To find the most frequent value of a flat array, use unique, bincount and argmax:

arr = np.array([5, 4, -2, 1, -2, 0, 4, 4, -6, -1])
u, indices = np.unique(arr, return_inverse=True)
u[np.argmax(np.bincount(indices))]

To work with a multidimensional array, we don't need to worry about unique, but we do need to use apply_along_axis on bincount:

arr = np.array([[5, 4, -2, 1, -2, 0, 4, 4, -6, -1],
                [0, 1,  2, 2,  3, 4, 5, 6,  7,  8]])
axis = 1
u, indices = np.unique(arr, return_inverse=True)
u[np.argmax(np.apply_along_axis(np.bincount, axis, indices.reshape(arr.shape),
                                None, np.max(indices) + 1), axis=axis)]

With your data:

data = np.array([
   [[ 0,  1,  2,  3,  4],
    [ 5,  6,  7,  8,  9],
    [10, 11, 12, 13, 14],
    [15, 16, 17, 18, 19]],

   [[ 0,  1,  2,  3,  4],
    [ 5,  6,  7,  8,  9],
    [10, 11, 12, 13, 14],
    [15, 16, 17, 18, 19]],

   [[40, 40, 42, 43, 44],
    [45, 46, 47, 48, 49],
    [50, 51, 52, 53, 54],
    [55, 56, 57, 58, 59]]])
axis = 0
u, indices = np.unique(arr, return_inverse=True)
u[np.argmax(np.apply_along_axis(np.bincount, axis, indices.reshape(arr.shape),
                                None, np.max(indices) + 1), axis=axis)]
array([[ 0,  1,  2,  3,  4],
       [ 5,  6,  7,  8,  9],
       [10, 11, 12, 13, 14],
       [15, 16, 17, 18, 19]])

---

NumPy 1.2, really?
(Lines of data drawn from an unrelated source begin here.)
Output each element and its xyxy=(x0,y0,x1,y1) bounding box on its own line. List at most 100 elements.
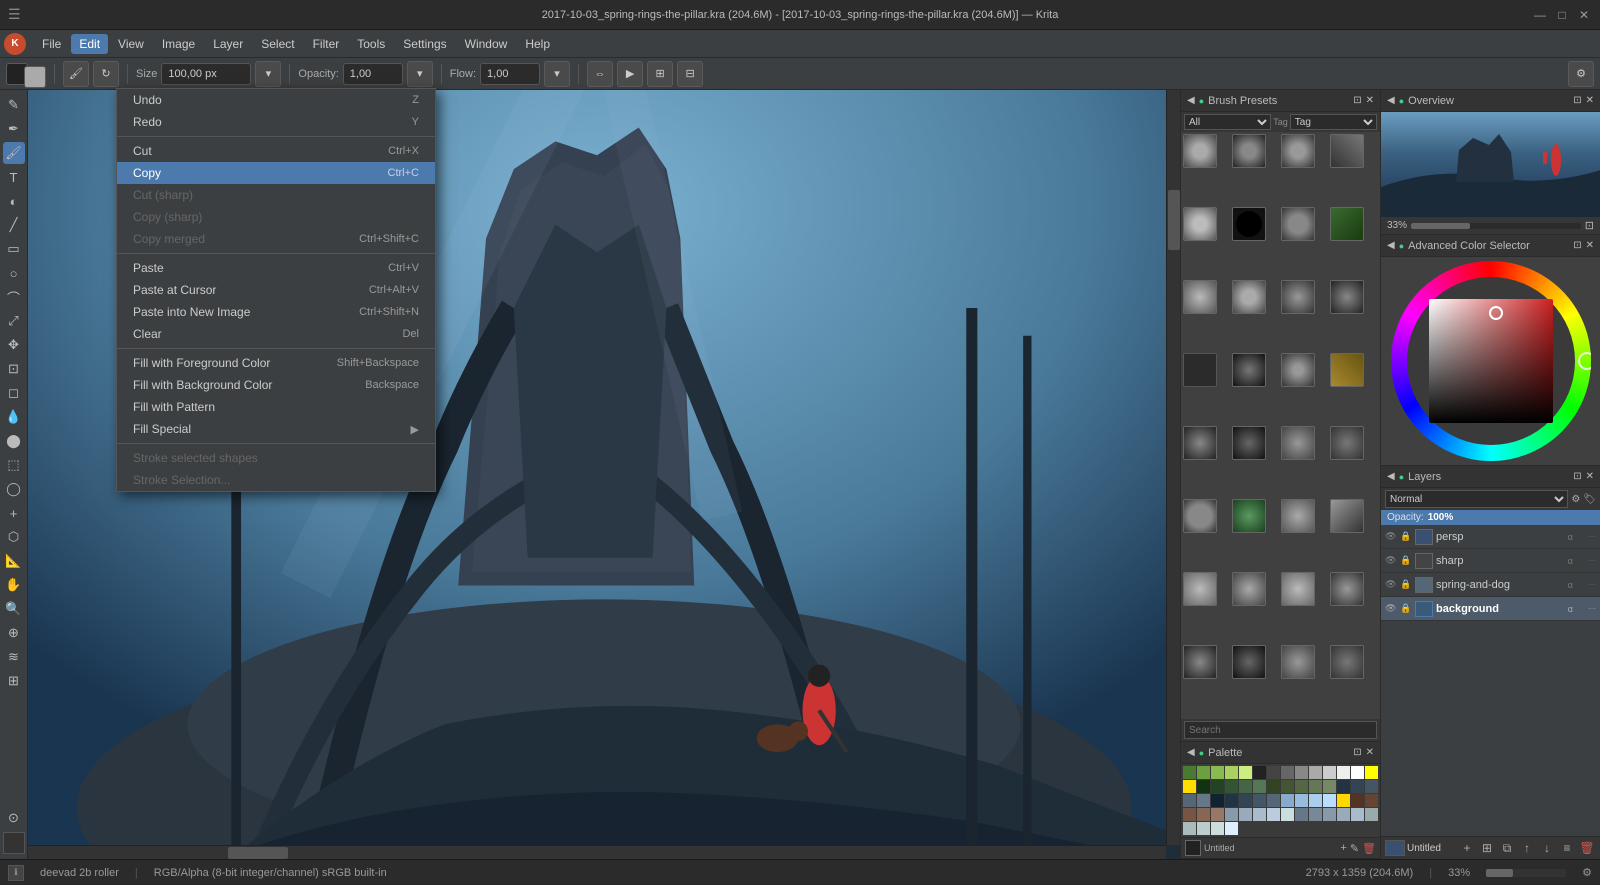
bp-3[interactable] xyxy=(1281,134,1315,168)
layer-dup-btn[interactable]: ⧉ xyxy=(1498,839,1516,857)
background-color-btn[interactable] xyxy=(24,66,46,88)
palette-color-28[interactable] xyxy=(1183,794,1196,807)
layer-options-persp[interactable]: ⋯ xyxy=(1576,532,1596,541)
scrollbar-horizontal[interactable] xyxy=(28,845,1166,859)
layer-lock-persp[interactable]: 🔒 xyxy=(1400,531,1412,542)
tool-transform[interactable]: ⤢ xyxy=(3,310,25,332)
scrollbar-v-thumb[interactable] xyxy=(1168,190,1180,250)
hamburger-icon[interactable]: ☰ xyxy=(8,6,21,23)
palette-color-9[interactable] xyxy=(1309,766,1322,779)
tool-line[interactable]: ╱ xyxy=(3,214,25,236)
tool-filter-brush[interactable]: ⊞ xyxy=(3,670,25,692)
palette-color-2[interactable] xyxy=(1211,766,1224,779)
palette-del-btn[interactable]: 🗑 xyxy=(1362,842,1376,855)
palette-color-10[interactable] xyxy=(1323,766,1336,779)
palette-color-11[interactable] xyxy=(1337,766,1350,779)
palette-color-6[interactable] xyxy=(1267,766,1280,779)
palette-color-45[interactable] xyxy=(1225,808,1238,821)
menu-fill-special[interactable]: Fill Special ▶ xyxy=(117,418,435,440)
flow-dropdown-btn[interactable]: ▾ xyxy=(544,61,570,87)
tool-brush[interactable]: 🖌 xyxy=(3,142,25,164)
palette-color-46[interactable] xyxy=(1239,808,1252,821)
palette-color-42[interactable] xyxy=(1183,808,1196,821)
palette-color-50[interactable] xyxy=(1295,808,1308,821)
palette-color-8[interactable] xyxy=(1295,766,1308,779)
palette-color-27[interactable] xyxy=(1365,780,1378,793)
tool-text[interactable]: T xyxy=(3,166,25,188)
tool-polygon[interactable]: ⬡ xyxy=(3,526,25,548)
bp-23[interactable] xyxy=(1281,499,1315,533)
tool-rectangle[interactable]: ▭ xyxy=(3,238,25,260)
palette-color-58[interactable] xyxy=(1211,822,1224,835)
palette-color-32[interactable] xyxy=(1239,794,1252,807)
opacity-input[interactable] xyxy=(343,63,403,85)
tool-pan[interactable]: ✋ xyxy=(3,574,25,596)
flow-input[interactable] xyxy=(480,63,540,85)
bp-collapse[interactable]: ◀ xyxy=(1187,95,1195,106)
bp-8[interactable] xyxy=(1330,207,1364,241)
tool-gradient[interactable]: ◐ xyxy=(3,190,25,212)
palette-color-3[interactable] xyxy=(1225,766,1238,779)
bp-1[interactable] xyxy=(1183,134,1217,168)
overview-float-2[interactable]: ⊡ xyxy=(1573,95,1581,106)
maximize-button[interactable]: □ xyxy=(1554,7,1570,23)
layers-tag-icon[interactable]: 🏷 xyxy=(1583,494,1596,505)
menu-redo[interactable]: Redo Y xyxy=(117,111,435,133)
menu-settings[interactable]: Settings xyxy=(395,34,454,54)
layer-vis-spring[interactable]: 👁 xyxy=(1385,579,1397,590)
menu-fill-pattern[interactable]: Fill with Pattern xyxy=(117,396,435,418)
layer-sharp[interactable]: 👁 🔒 sharp α ⋯ xyxy=(1381,549,1600,573)
menu-copy[interactable]: Copy Ctrl+C xyxy=(117,162,435,184)
scrollbar-vertical[interactable] xyxy=(1166,90,1180,845)
palette-color-31[interactable] xyxy=(1225,794,1238,807)
palette-color-36[interactable] xyxy=(1295,794,1308,807)
bp-6[interactable] xyxy=(1232,207,1266,241)
layers-collapse[interactable]: ◀ xyxy=(1387,471,1395,482)
palette-color-5[interactable] xyxy=(1253,766,1266,779)
layer-group-btn[interactable]: ⊞ xyxy=(1478,839,1496,857)
palette-color-47[interactable] xyxy=(1253,808,1266,821)
settings-btn[interactable]: ⚙ xyxy=(1568,61,1594,87)
layer-lock-sharp[interactable]: 🔒 xyxy=(1400,555,1412,566)
layer-props-btn[interactable]: ≡ xyxy=(1558,839,1576,857)
bp-32[interactable] xyxy=(1330,645,1364,679)
palette-color-7[interactable] xyxy=(1281,766,1294,779)
palette-color-15[interactable] xyxy=(1197,780,1210,793)
tool-smart[interactable]: ⊕ xyxy=(3,622,25,644)
palette-add-btn[interactable]: + xyxy=(1340,842,1346,854)
palette-float[interactable]: ⊡ xyxy=(1353,747,1361,758)
adv-color-float[interactable]: ⊡ xyxy=(1573,240,1581,251)
bp-24[interactable] xyxy=(1330,499,1364,533)
menu-image[interactable]: Image xyxy=(154,34,203,54)
zoom-slider[interactable] xyxy=(1486,869,1566,877)
size-input[interactable] xyxy=(161,63,251,85)
palette-color-59[interactable] xyxy=(1225,822,1238,835)
brush-preset-btn[interactable]: 🖌 xyxy=(63,61,89,87)
menu-fill-fg[interactable]: Fill with Foreground Color Shift+Backspa… xyxy=(117,352,435,374)
menu-cut[interactable]: Cut Ctrl+X xyxy=(117,140,435,162)
play-btn[interactable]: ▶ xyxy=(617,61,643,87)
palette-color-12[interactable] xyxy=(1351,766,1364,779)
layer-lock-spring[interactable]: 🔒 xyxy=(1400,579,1412,590)
tool-path[interactable]: ⌒ xyxy=(3,286,25,308)
palette-color-23[interactable] xyxy=(1309,780,1322,793)
bp-22[interactable] xyxy=(1232,499,1266,533)
layer-background[interactable]: 👁 🔒 background α ⋯ xyxy=(1381,597,1600,621)
layers-float[interactable]: ⊡ xyxy=(1573,471,1581,482)
overview-zoom-bar[interactable] xyxy=(1411,223,1581,229)
bp-25[interactable] xyxy=(1183,572,1217,606)
menu-select[interactable]: Select xyxy=(253,34,302,54)
bp-29[interactable] xyxy=(1183,645,1217,679)
palette-color-33[interactable] xyxy=(1253,794,1266,807)
layer-vis-bg[interactable]: 👁 xyxy=(1385,603,1397,614)
size-dropdown-btn[interactable]: ▾ xyxy=(255,61,281,87)
layer-options-sharp[interactable]: ⋯ xyxy=(1576,556,1596,565)
tool-freehand[interactable]: ✎ xyxy=(3,94,25,116)
mirror-h-btn[interactable]: ⇔ xyxy=(587,61,613,87)
layer-spring-dog[interactable]: 👁 🔒 spring-and-dog α ⋯ xyxy=(1381,573,1600,597)
color-wheel-outer[interactable] xyxy=(1391,261,1591,461)
bp-17[interactable] xyxy=(1183,426,1217,460)
tool-calligraphy[interactable]: ✒ xyxy=(3,118,25,140)
menu-layer[interactable]: Layer xyxy=(205,34,251,54)
menu-edit[interactable]: Edit xyxy=(71,34,108,54)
You can approximate np.unique(return_inverse=True) reasonably efficiently using np.searchsorted (it's an additional O(n log n), so shouldn't change the performance significantly):

u = np.unique(arr)
indices = np.searchsorted(u, arr.flat)

A slightly better solution in my opinion is the following

tmpL = np.array([3, 2, 3, 2, 5, 2, 2, 3, 3, 2, 2, 2, 3, 3, 2, 2, 3, 2, 3, 2])
unique, counts = np.unique(tmpL, return_counts=True)
return unique[np.argmax(counts)]

Using np.unique we can get the count of each unique elements. The index of the max element in counts will be the corresponding element in unique.